Lanzó el matón una rápida mirada de soslayo al hombre que estaba en el poyo.

– ¡Ah! – dijo Quevedo siguiendo también de soslayo aquella mirada – . ¿Y quién es él?

– ¡Bah, don Francisco! por mucho que yo os deba, también debo mucho á don Rodrigo y…

Sonó Quevedo algunas monedas en el bolsillo, y el matón cambió de tono.

– ¿Pero qué importa á vuesa merced?.. ¿no ha perdido vuesa merced la afición á saberlo todo?

– Ven acá, Francisco; ven acá, á lo obscuro, hijo, que en ninguna parte se dice mejor un secreto que donde no hay luz, ni nunca toma mejor dinero quien, como tú, gastas vergüenza, que á obscuras. Ven acá, te digo, y si quieres embuchar, desembucha.

Siguió aquel hombre á Quevedo un tanto fuera de la puerta, y cuando de nadie pudieron ser vistos ni oídos, dijo Quevedo:

– El hidalgo que se esconde entre sombrero y embozo, es mucha cosa mía.

– ¡Ah!¿es cosa vuestra… ese mancebo?.. ¿pero cómo le ha conocido vuesa merced, si ni aun no se le ven los ojos?

– Ver claro cuando está obscuro, y desembozar tapados, son dos cosas necesarias á todo buen hidalgo cortesano; y más en estos tiempos en que es tan fácil á medio rodeo dar con la torre de Segovia; ¡hermano Juara, vomita!

– No me atrevo: don Rodrigo…

– Ni acuña mejor oro que el que yo gasto, ni usa mejor hierro que el que yo llevo.

– ¡Pero don Francisco!

– O al son de mi bolsa cantas, ó si te empeñas en callar, hablan de ti mañana en la villa.
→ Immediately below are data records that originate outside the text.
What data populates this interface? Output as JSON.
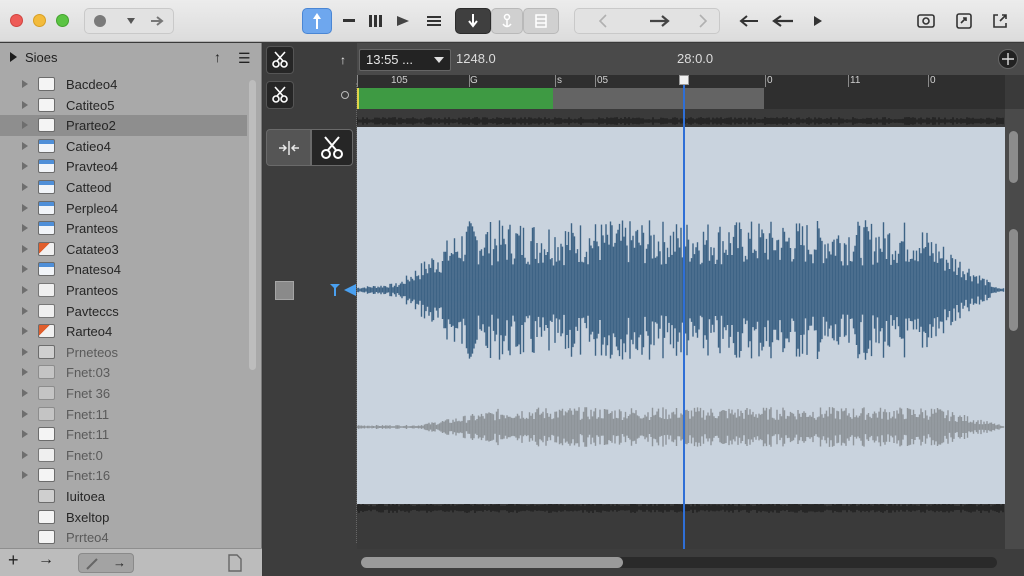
{
  "sidebar": {
    "title": "Sioes",
    "items": [
      {
        "label": "Bacdeo4",
        "icon": "folder-icon",
        "style": "folder",
        "dim": false
      },
      {
        "label": "Catiteo5",
        "icon": "folder-icon",
        "style": "folder",
        "dim": false
      },
      {
        "label": "Prarteo2",
        "icon": "folder-icon",
        "style": "folder",
        "dim": false,
        "selected": true
      },
      {
        "label": "Catieo4",
        "icon": "folder-icon",
        "style": "folder-blue",
        "dim": false
      },
      {
        "label": "Pravteo4",
        "icon": "folder-icon",
        "style": "folder-blue",
        "dim": false
      },
      {
        "label": "Catteod",
        "icon": "folder-icon",
        "style": "folder-blue",
        "dim": false
      },
      {
        "label": "Perpleo4",
        "icon": "folder-icon",
        "style": "folder-blue",
        "dim": false
      },
      {
        "label": "Pranteos",
        "icon": "folder-icon",
        "style": "folder-blue",
        "dim": false
      },
      {
        "label": "Catateo3",
        "icon": "document-icon",
        "style": "doc-red",
        "dim": false
      },
      {
        "label": "Pnateso4",
        "icon": "folder-icon",
        "style": "folder-blue",
        "dim": false
      },
      {
        "label": "Pranteos",
        "icon": "document-icon",
        "style": "doc",
        "dim": false
      },
      {
        "label": "Pavteccs",
        "icon": "document-icon",
        "style": "doc",
        "dim": false
      },
      {
        "label": "Rarteo4",
        "icon": "document-icon",
        "style": "doc-red",
        "dim": false
      },
      {
        "label": "Prneteos",
        "icon": "document-icon",
        "style": "doc-gray",
        "dim": true
      },
      {
        "label": "Fnet:03",
        "icon": "document-icon",
        "style": "dim",
        "dim": true
      },
      {
        "label": "Fnet 36",
        "icon": "document-icon",
        "style": "dim",
        "dim": true
      },
      {
        "label": "Fnet:11",
        "icon": "document-icon",
        "style": "dim",
        "dim": true
      },
      {
        "label": "Fnet:11",
        "icon": "folder-icon",
        "style": "folder",
        "dim": true
      },
      {
        "label": "Fnet:0",
        "icon": "document-icon",
        "style": "doc",
        "dim": true
      },
      {
        "label": "Fnet:16",
        "icon": "folder-icon",
        "style": "folder",
        "dim": true
      },
      {
        "label": "Iuitoea",
        "icon": "drive-icon",
        "style": "doc-gray",
        "dim": false
      },
      {
        "label": "Bxeltop",
        "icon": "folder-icon",
        "style": "folder",
        "dim": false
      },
      {
        "label": "Prrteo4",
        "icon": "folder-icon",
        "style": "folder",
        "dim": true
      }
    ],
    "footer": {
      "add": "+",
      "go": "→",
      "seg_right": "→"
    }
  },
  "timeline": {
    "timecode": "13:55 ...",
    "time_current": "1248.0",
    "time_mid": "28:0.0",
    "ticks": [
      "105",
      "G",
      "s",
      "05",
      "0",
      "11",
      "0"
    ]
  },
  "colors": {
    "accent": "#2f6fd6",
    "waveform_primary": "#3d6385",
    "waveform_secondary": "#8e9499",
    "selection_green": "#3e9a43",
    "wave_background": "#c9d3de"
  },
  "toolbar_icons": [
    "record-icon",
    "chevron-down-icon",
    "forward-icon",
    "pointer-tool-icon",
    "minus-icon",
    "bars-icon",
    "play-icon",
    "list-icon",
    "download-icon",
    "anchor-icon",
    "grid-icon",
    "back-nav-icon",
    "arrow-right-icon",
    "forward-nav-icon",
    "arrow-left-icon",
    "arrow-left-icon",
    "play-small-icon",
    "screenshot-icon",
    "loop-icon",
    "export-icon"
  ]
}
Conque hijo, ¿qué quiere don Rodrigo con mi pariente?

– ¿Vuestro pariente es ese mozo?

– Archinieto de una archiabuela mía, que era tan noble persona que más arriba que el suyo no hay linaje que se conozca.
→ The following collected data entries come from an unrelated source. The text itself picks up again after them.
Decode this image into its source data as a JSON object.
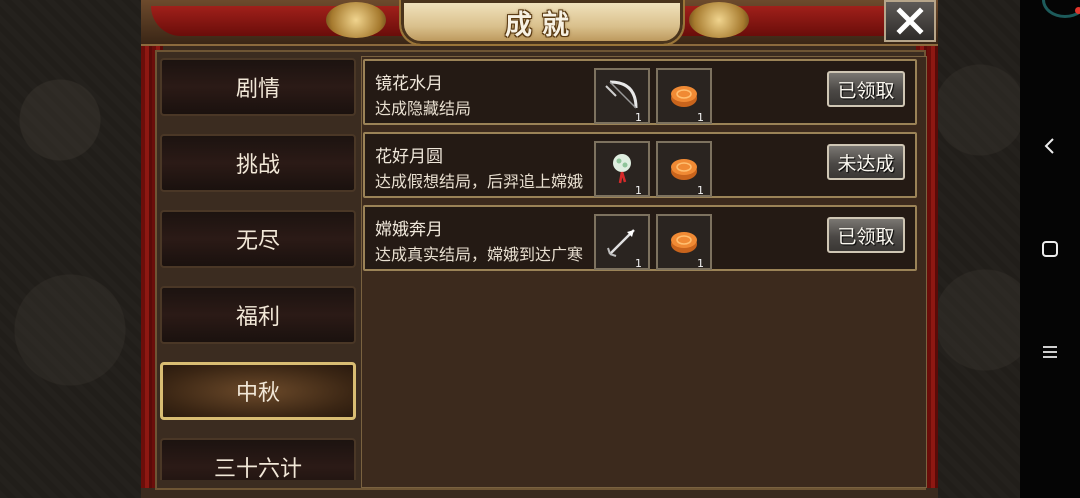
{
  "window": {
    "title": "成就",
    "close_icon": "close-x-icon"
  },
  "categories": [
    {
      "label": "剧情",
      "active": false
    },
    {
      "label": "挑战",
      "active": false
    },
    {
      "label": "无尽",
      "active": false
    },
    {
      "label": "福利",
      "active": false
    },
    {
      "label": "中秋",
      "active": true
    },
    {
      "label": "三十六计",
      "active": false
    }
  ],
  "achievements": [
    {
      "title": "镜花水月",
      "desc": "达成隐藏结局",
      "rewards": [
        {
          "icon": "bow-icon",
          "qty": "1"
        },
        {
          "icon": "mooncake-icon",
          "qty": "1"
        }
      ],
      "status": "已领取"
    },
    {
      "title": "花好月圆",
      "desc": "达成假想结局，后羿追上嫦娥",
      "rewards": [
        {
          "icon": "jade-pendant-icon",
          "qty": "1"
        },
        {
          "icon": "mooncake-icon",
          "qty": "1"
        }
      ],
      "status": "未达成"
    },
    {
      "title": "嫦娥奔月",
      "desc": "达成真实结局，嫦娥到达广寒",
      "rewards": [
        {
          "icon": "arrow-icon",
          "qty": "1"
        },
        {
          "icon": "mooncake-icon",
          "qty": "1"
        }
      ],
      "status": "已领取"
    }
  ],
  "system_nav": {
    "back_icon": "back-chevron-icon",
    "home_icon": "home-square-icon",
    "menu_icon": "menu-lines-icon"
  },
  "colors": {
    "accent_gold": "#d9bd73",
    "curtain_red": "#8e1812"
  }
}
– ¿Me promete vuesa merced guardarme el secreto, don Francisco?

– Por mi hábito te prometo que nadie ha de saber el mal conocimiento que tengo contigo. Desembucha, que ya es tarde y hace frío, y no es justo que me hagas ayudarte tanto á ganar un doblón de á cuatro; y el tal doblón es de los buenos del emperador, que anduvieron escondidos por no tratar con herejes.